Poem #43: Yet Do I Marvel by Countee Cullen

Estimated Reading Time: 2.5 minutes
Book cover to African American Poetry - An Anthology, 1773-1927, Dover Edition.

Title: Yet Do I Marvel

Countee Cullen

Source:  African-American Poetry: An Anthology, 1773-1927. Dover Thrift Editions. Ed. Joan R. Sherman. 1997. ISBN:  978-0-486-29604-3.

Link: You can find this poem here.


I doubt not God is good, well-meaning, kind
And did He stoop to quibble could tell why
The little buried mole continues blind,
Why flesh that mirrors Him must some day die,
Make plain the reason tortured Tantalus
Is baited by the fickle fruit, declare
If merely brute caprice dooms Sisyphus
To struggle up a never-ending stair.
Inscrutable His ways are, and immune
To catechism by a mind too strewn
With petty cares to slightly understand
What awful brain compels His awful hand.
Yet do I marvel at this curious thing:
To make a poet black, and bid him sing!


The first thing that I realized was that this was a sonnet.  I'm not well-versed in the different poetry styles but I can thank Michael Drout for drilling into my head that 14 lines with a twist at the end means that it's likely a sonnet.  Upon further reflection, it's a sonnet made most famous by Shakespeare.  The first 12 lines are broken into 4 rhyming schemes and then the final two rhy with one another as well as have some twist.  In this poem, we see the speaker condemn God for the ways in which he has created a world with cruelty and innanity. However, some of that seems redeemable because that God also made Black poets who share their words and insights (such as this very poem).
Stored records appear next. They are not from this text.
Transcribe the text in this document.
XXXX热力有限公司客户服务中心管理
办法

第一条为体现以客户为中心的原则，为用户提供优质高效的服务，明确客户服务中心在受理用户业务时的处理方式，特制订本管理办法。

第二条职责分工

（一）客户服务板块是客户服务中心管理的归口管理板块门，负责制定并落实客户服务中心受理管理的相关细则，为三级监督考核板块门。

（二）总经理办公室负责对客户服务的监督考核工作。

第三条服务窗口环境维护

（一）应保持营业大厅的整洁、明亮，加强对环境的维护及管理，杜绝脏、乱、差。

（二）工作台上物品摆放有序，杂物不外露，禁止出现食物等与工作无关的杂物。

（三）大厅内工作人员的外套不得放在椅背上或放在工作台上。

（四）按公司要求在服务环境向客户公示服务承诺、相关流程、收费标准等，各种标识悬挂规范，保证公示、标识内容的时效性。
I'm also fascinated by the weaving of references from moles to Greek myth to psychology. It's a great mixture, a survey of places we look to meaning (the physical world, the spiritual world, and the mind).  These things are inexplicable or hard to understand God's reasoning and yet, God has also delivered black poet.

Those are my thoughts.  What did you find interesting about the poem?

About the reflections
This poem is part of a 365 day challenge project that focuses on a poem a day.  Similar projects have included short shorties and photo reflections. Part of the intention of this year's project is to develop a better appreciation and means of reflecting on poetry, something that has never been a strong suit for me.  These reflections therefore do not represent a definitive assessment of the work by me. They are merely an opportunity for me to have a public conversation about what they mean in order to help myself better understand them and mayhaps have a conversation with readers for further insight.